Maybe today will turn out much better than the all of this entire week. I hope it does because I'm quite tired of feeling like I'm going to burst out in tears at any given moment. I also think that maybe my emotions are so unstable because my hormones are going wacky and it's almost my time of month, lol. For some reason, I always get super emotional right before PMS hits (and why do I keep using the word "super" lately?). Maybe that was too much information for all of you, but quite frankly, I don't care, haha ^_^
I suddenly felt a new song come to me the other day. The melody haunts me, and although the lyrics aren't all quite there yet, it's a song that's really coming from deep within me, and I know that if I don't let people hear it, I'm going to go insane. I've got to get it all down and together on my guitar along with the lyrics before I post it up on here or something. ^_^ I seriously think that music is something I'd want to do forever...well, music along with film. ^_^ But man, music is my life. I could spend all day just strumming my guitar and singing or just listening to music in general. I don't know why I tried to deny this feeling for the longest time. It could be the fact that your success would ultimately depend on how well-received your music is, how hot you are, how much publicity you've got, how much a company is willing to spend to promote you, if radio will play your music, and how many units you'll have the potential to sell. All of these things are usually beyond your control, so it's just...a risky business to get into. And Lord knows I'm not much of a risk-taker.
I mean, no matter how much I believe I can make music, there's no garauntee that anyone will like my music. I think it's delusional to wholly believe in something like that without a hint of realistic perspective. This shit is hard. I've taken an Music Business class, and although the assignments and readings were a joke, we did get visitors from the industry who kept things real. So real in fact that it would scare a lot of people out of striving to become a professional musician.

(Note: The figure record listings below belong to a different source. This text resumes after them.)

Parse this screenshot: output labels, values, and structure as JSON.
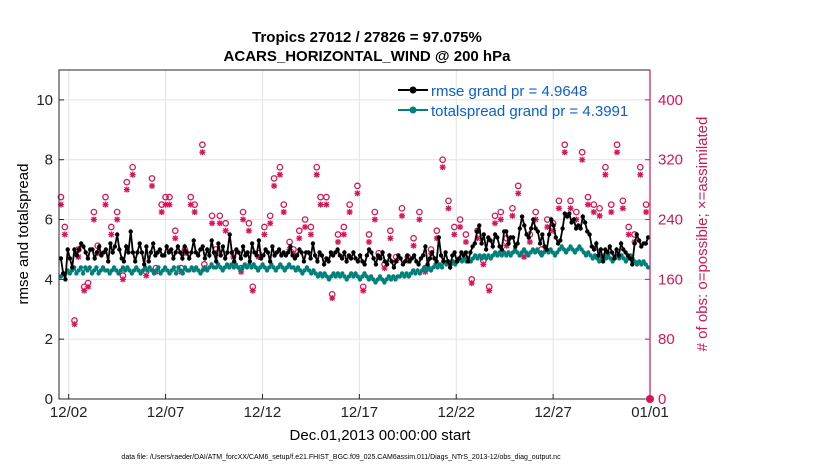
{
  "chart_data": {
    "type": "line",
    "title": "Tropics 27012 / 27826 = 97.075%",
    "subtitle": "ACARS_HORIZONTAL_WIND @ 200 hPa",
    "xlabel": "Dec.01,2013 00:00:00 start",
    "ylabel": "rmse and totalspread",
    "y2label": "# of obs: o=possible; ×=assimilated",
    "footer": "data file: /Users/raeder/DAI/ATM_forcXX/CAM6_setup/f.e21.FHIST_BGC.f09_025.CAM6assim.011/Diags_NTrS_2013-12/obs_diag_output.nc",
    "x_range_days": [
      0.5,
      31.0
    ],
    "x_ticks": [
      1.0,
      6.0,
      11.0,
      16.0,
      21.0,
      26.0,
      31.0
    ],
    "x_tick_labels": [
      "12/02",
      "12/07",
      "12/12",
      "12/17",
      "12/22",
      "12/27",
      "01/01"
    ],
    "ylim": [
      0,
      11
    ],
    "y_ticks": [
      0,
      2,
      4,
      6,
      8,
      10
    ],
    "y_tick_labels": [
      "0",
      "2",
      "4",
      "6",
      "8",
      "10"
    ],
    "y2lim": [
      0,
      440
    ],
    "y2_ticks": [
      0,
      80,
      160,
      240,
      320,
      400
    ],
    "y2_tick_labels": [
      "0",
      "80",
      "160",
      "240",
      "320",
      "400"
    ],
    "grid": true,
    "legend": "top-right",
    "colors": {
      "rmse": "#000000",
      "spread": "#00807a",
      "obs": "#d6145a",
      "legend_text": "#0a5fd6"
    },
    "series": [
      {
        "name": "rmse grand pr = 4.9648",
        "values": [
          4.7,
          4.2,
          4.0,
          5.0,
          4.7,
          4.4,
          5.0,
          4.8,
          5.0,
          5.2,
          5.1,
          4.9,
          4.7,
          5.0,
          5.0,
          4.7,
          4.9,
          5.1,
          4.8,
          4.9,
          5.0,
          4.6,
          5.2,
          4.9,
          5.1,
          5.5,
          5.0,
          4.7,
          4.6,
          5.1,
          4.9,
          5.6,
          4.9,
          4.6,
          4.9,
          5.2,
          4.9,
          4.5,
          5.1,
          4.6,
          4.9,
          5.2,
          4.8,
          4.9,
          5.0,
          4.8,
          4.8,
          5.1,
          4.9,
          5.0,
          4.7,
          4.9,
          5.1,
          4.9,
          4.7,
          5.1,
          4.9,
          4.7,
          4.9,
          5.3,
          4.9,
          4.8,
          5.0,
          5.1,
          4.7,
          5.0,
          4.8,
          5.3,
          4.9,
          4.6,
          5.2,
          4.8,
          5.1,
          4.7,
          4.9,
          5.5,
          4.9,
          4.6,
          5.0,
          4.9,
          4.7,
          5.1,
          4.8,
          4.9,
          4.6,
          5.2,
          4.9,
          4.8,
          5.3,
          4.7,
          4.8,
          5.0,
          4.9,
          4.6,
          5.1,
          4.8,
          4.9,
          5.0,
          4.8,
          4.9,
          4.8,
          4.9,
          5.1,
          4.8,
          4.7,
          4.8,
          5.0,
          4.9,
          4.6,
          4.9,
          4.9,
          4.7,
          5.2,
          4.8,
          4.6,
          4.9,
          4.8,
          4.5,
          4.7,
          4.6,
          4.9,
          4.8,
          4.9,
          5.0,
          4.8,
          4.7,
          4.9,
          4.6,
          4.8,
          4.7,
          4.9,
          4.7,
          4.6,
          4.8,
          4.6,
          4.5,
          4.8,
          5.0,
          4.9,
          4.7,
          4.5,
          4.8,
          4.7,
          4.9,
          4.6,
          4.5,
          4.8,
          4.6,
          4.4,
          4.6,
          4.8,
          4.7,
          4.5,
          4.6,
          4.8,
          4.6,
          4.7,
          4.8,
          4.6,
          4.5,
          4.7,
          4.8,
          5.1,
          4.5,
          4.7,
          4.9,
          4.7,
          4.6,
          5.4,
          4.8,
          4.6,
          4.9,
          4.6,
          4.4,
          4.8,
          4.9,
          4.6,
          4.7,
          4.9,
          4.8,
          4.9,
          4.6,
          4.9,
          5.1,
          5.2,
          5.6,
          5.8,
          5.2,
          5.5,
          5.0,
          5.4,
          5.3,
          5.1,
          5.5,
          5.4,
          5.1,
          5.0,
          5.6,
          5.6,
          5.2,
          5.4,
          5.4,
          5.1,
          5.2,
          5.7,
          6.1,
          5.8,
          5.5,
          5.4,
          5.7,
          6.0,
          5.7,
          5.6,
          5.2,
          5.5,
          5.1,
          5.0,
          5.5,
          6.0,
          5.8,
          5.4,
          5.2,
          5.3,
          5.7,
          6.2,
          6.1,
          6.2,
          5.9,
          6.0,
          5.7,
          5.8,
          5.7,
          6.1,
          5.9,
          5.6,
          5.5,
          5.1,
          5.0,
          5.2,
          4.8,
          5.0,
          4.6,
          5.0,
          4.9,
          5.1,
          4.9,
          4.7,
          5.0,
          4.8,
          5.2,
          5.0,
          4.9,
          4.8,
          4.7,
          4.5,
          5.2,
          5.5,
          5.3,
          5.1,
          5.2,
          5.2,
          5.4
        ]
      },
      {
        "name": "totalspread grand pr = 4.3991",
        "values": [
          4.1,
          4.2,
          4.2,
          4.3,
          4.2,
          4.3,
          4.4,
          4.2,
          4.3,
          4.4,
          4.2,
          4.4,
          4.3,
          4.4,
          4.2,
          4.3,
          4.4,
          4.2,
          4.3,
          4.4,
          4.3,
          4.3,
          4.2,
          4.3,
          4.4,
          4.3,
          4.2,
          4.3,
          4.4,
          4.3,
          4.4,
          4.3,
          4.2,
          4.3,
          4.4,
          4.3,
          4.2,
          4.3,
          4.4,
          4.3,
          4.4,
          4.3,
          4.2,
          4.3,
          4.4,
          4.2,
          4.3,
          4.4,
          4.3,
          4.2,
          4.3,
          4.4,
          4.2,
          4.4,
          4.3,
          4.2,
          4.4,
          4.3,
          4.3,
          4.4,
          4.3,
          4.4,
          4.3,
          4.2,
          4.3,
          4.4,
          4.3,
          4.4,
          4.5,
          4.4,
          4.4,
          4.5,
          4.4,
          4.3,
          4.4,
          4.5,
          4.4,
          4.5,
          4.4,
          4.5,
          4.4,
          4.3,
          4.4,
          4.5,
          4.4,
          4.5,
          4.4,
          4.5,
          4.4,
          4.3,
          4.4,
          4.5,
          4.4,
          4.3,
          4.4,
          4.5,
          4.4,
          4.3,
          4.4,
          4.5,
          4.4,
          4.3,
          4.4,
          4.5,
          4.4,
          4.4,
          4.3,
          4.4,
          4.3,
          4.2,
          4.3,
          4.4,
          4.3,
          4.2,
          4.3,
          4.2,
          4.1,
          4.2,
          4.1,
          4.2,
          4.1,
          4.0,
          4.1,
          4.2,
          4.1,
          4.2,
          4.1,
          4.2,
          4.1,
          4.0,
          4.1,
          4.2,
          4.1,
          4.2,
          4.1,
          4.0,
          4.1,
          4.2,
          4.1,
          4.0,
          4.1,
          4.0,
          3.9,
          4.0,
          4.1,
          4.0,
          3.9,
          4.0,
          4.1,
          4.0,
          4.1,
          4.0,
          4.1,
          4.1,
          4.2,
          4.1,
          4.2,
          4.1,
          4.2,
          4.3,
          4.2,
          4.3,
          4.2,
          4.3,
          4.4,
          4.3,
          4.4,
          4.3,
          4.4,
          4.5,
          4.4,
          4.5,
          4.4,
          4.6,
          4.5,
          4.6,
          4.5,
          4.6,
          4.5,
          4.6,
          4.7,
          4.6,
          4.7,
          4.6,
          4.7,
          4.6,
          4.7,
          4.8,
          4.7,
          4.8,
          4.7,
          4.8,
          4.7,
          4.8,
          4.7,
          4.8,
          4.9,
          4.8,
          4.9,
          4.8,
          4.9,
          4.8,
          4.9,
          4.8,
          4.9,
          5.0,
          4.9,
          4.8,
          4.9,
          5.0,
          4.9,
          4.8,
          4.9,
          5.0,
          4.9,
          5.0,
          4.9,
          4.8,
          4.9,
          5.0,
          4.9,
          5.0,
          4.9,
          4.8,
          4.9,
          5.0,
          5.1,
          5.0,
          4.9,
          5.0,
          5.1,
          5.0,
          4.9,
          5.0,
          5.1,
          5.0,
          4.9,
          4.8,
          4.9,
          4.8,
          4.7,
          4.8,
          4.7,
          4.6,
          4.7,
          4.8,
          4.7,
          4.8,
          4.7,
          4.6,
          4.7,
          4.8,
          4.7,
          4.8,
          4.7,
          4.6,
          4.7,
          4.8,
          4.7,
          4.6,
          4.5,
          4.6,
          4.5,
          4.6,
          4.5,
          4.4
        ]
      },
      {
        "name": "# obs possible",
        "axis": "right",
        "x": [
          0.6,
          0.8,
          1.3,
          1.5,
          1.8,
          2.0,
          2.3,
          2.5,
          2.9,
          3.2,
          3.5,
          3.8,
          4.0,
          4.3,
          5.0,
          5.3,
          5.5,
          5.8,
          6.0,
          6.2,
          6.5,
          6.8,
          7.0,
          7.3,
          7.5,
          7.9,
          8.0,
          8.4,
          8.6,
          8.8,
          9.1,
          9.5,
          9.9,
          10.0,
          10.3,
          10.5,
          10.8,
          11.1,
          11.4,
          11.6,
          11.9,
          12.1,
          12.4,
          12.6,
          12.9,
          13.2,
          13.5,
          13.8,
          14.0,
          14.3,
          14.6,
          14.9,
          15.2,
          15.5,
          15.9,
          16.2,
          16.5,
          16.8,
          17.0,
          17.3,
          17.6,
          17.9,
          18.2,
          18.5,
          18.8,
          19.1,
          19.4,
          19.7,
          20.0,
          20.3,
          20.6,
          20.9,
          21.2,
          21.5,
          21.8,
          22.1,
          22.4,
          22.7,
          23.0,
          23.3,
          23.6,
          23.9,
          24.2,
          24.5,
          24.8,
          25.1,
          25.4,
          25.7,
          26.0,
          26.3,
          26.6,
          26.9,
          27.2,
          27.5,
          27.8,
          28.1,
          28.4,
          28.7,
          29.0,
          29.3,
          29.6,
          29.9,
          30.2,
          30.5,
          30.8
        ],
        "values": [
          270,
          230,
          105,
          200,
          150,
          155,
          250,
          205,
          270,
          230,
          250,
          165,
          290,
          310,
          170,
          295,
          175,
          260,
          270,
          270,
          225,
          175,
          200,
          270,
          260,
          340,
          180,
          245,
          200,
          245,
          235,
          195,
          175,
          250,
          235,
          150,
          195,
          230,
          245,
          295,
          310,
          260,
          210,
          200,
          225,
          240,
          230,
          310,
          270,
          270,
          140,
          220,
          230,
          260,
          285,
          150,
          220,
          250,
          195,
          180,
          225,
          190,
          255,
          190,
          215,
          250,
          175,
          200,
          225,
          320,
          265,
          230,
          240,
          220,
          160,
          225,
          185,
          150,
          245,
          250,
          215,
          255,
          285,
          195,
          220,
          250,
          200,
          240,
          235,
          265,
          340,
          265,
          250,
          330,
          270,
          260,
          255,
          310,
          260,
          340,
          265,
          230,
          220,
          310,
          260
        ]
      },
      {
        "name": "# obs assimilated",
        "axis": "right",
        "x": [
          0.6,
          0.8,
          1.3,
          1.5,
          1.8,
          2.0,
          2.3,
          2.5,
          2.9,
          3.2,
          3.5,
          3.8,
          4.0,
          4.3,
          5.0,
          5.3,
          5.5,
          5.8,
          6.0,
          6.2,
          6.5,
          6.8,
          7.0,
          7.3,
          7.5,
          7.9,
          8.0,
          8.4,
          8.6,
          8.8,
          9.1,
          9.5,
          9.9,
          10.0,
          10.3,
          10.5,
          10.8,
          11.1,
          11.4,
          11.6,
          11.9,
          12.1,
          12.4,
          12.6,
          12.9,
          13.2,
          13.5,
          13.8,
          14.0,
          14.3,
          14.6,
          14.9,
          15.2,
          15.5,
          15.9,
          16.2,
          16.5,
          16.8,
          17.0,
          17.3,
          17.6,
          17.9,
          18.2,
          18.5,
          18.8,
          19.1,
          19.4,
          19.7,
          20.0,
          20.3,
          20.6,
          20.9,
          21.2,
          21.5,
          21.8,
          22.1,
          22.4,
          22.7,
          23.0,
          23.3,
          23.6,
          23.9,
          24.2,
          24.5,
          24.8,
          25.1,
          25.4,
          25.7,
          26.0,
          26.3,
          26.6,
          26.9,
          27.2,
          27.5,
          27.8,
          28.1,
          28.4,
          28.7,
          29.0,
          29.3,
          29.6,
          29.9,
          30.2,
          30.5,
          30.8
        ],
        "values": [
          260,
          220,
          100,
          190,
          145,
          150,
          240,
          195,
          260,
          220,
          240,
          160,
          280,
          300,
          165,
          285,
          170,
          250,
          260,
          260,
          215,
          170,
          195,
          260,
          250,
          330,
          175,
          235,
          195,
          235,
          225,
          190,
          170,
          240,
          225,
          145,
          190,
          220,
          235,
          285,
          300,
          250,
          200,
          195,
          215,
          230,
          220,
          300,
          260,
          260,
          135,
          210,
          220,
          250,
          275,
          145,
          210,
          240,
          190,
          175,
          215,
          185,
          245,
          185,
          205,
          240,
          170,
          195,
          215,
          310,
          255,
          220,
          230,
          210,
          155,
          215,
          180,
          145,
          235,
          240,
          205,
          245,
          275,
          190,
          210,
          240,
          195,
          230,
          225,
          255,
          330,
          255,
          240,
          320,
          260,
          250,
          245,
          300,
          250,
          330,
          255,
          220,
          210,
          300,
          250
        ]
      }
    ]
  }
}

I'm still undecided about what I want to do. I know that if I don't do something now, time will quickly run out on me, but damn it, I'm still confused about what I really want. There's a part of me that wants nothing to do with decisions; I sometimes want to revert back to being a five-year-old when the only thing I had to worry about was if I could have a cookie for dessert or something stupid like that. Of course, a wish like that is fruitless because that's something that won't ever happen. There's so much anxiety for me whenever I think of the future. I want something solid to believe in, but the fact remains that nothing is for certain, and the possibility of me living completely broke and still being dependent on my parents for the next few years is something that'll most likely happen. That's just sad.
But I guess that's just life for you.
1501 hits. Damn, I guess people do read my crap. I'm a little scared now, haha, but thanks.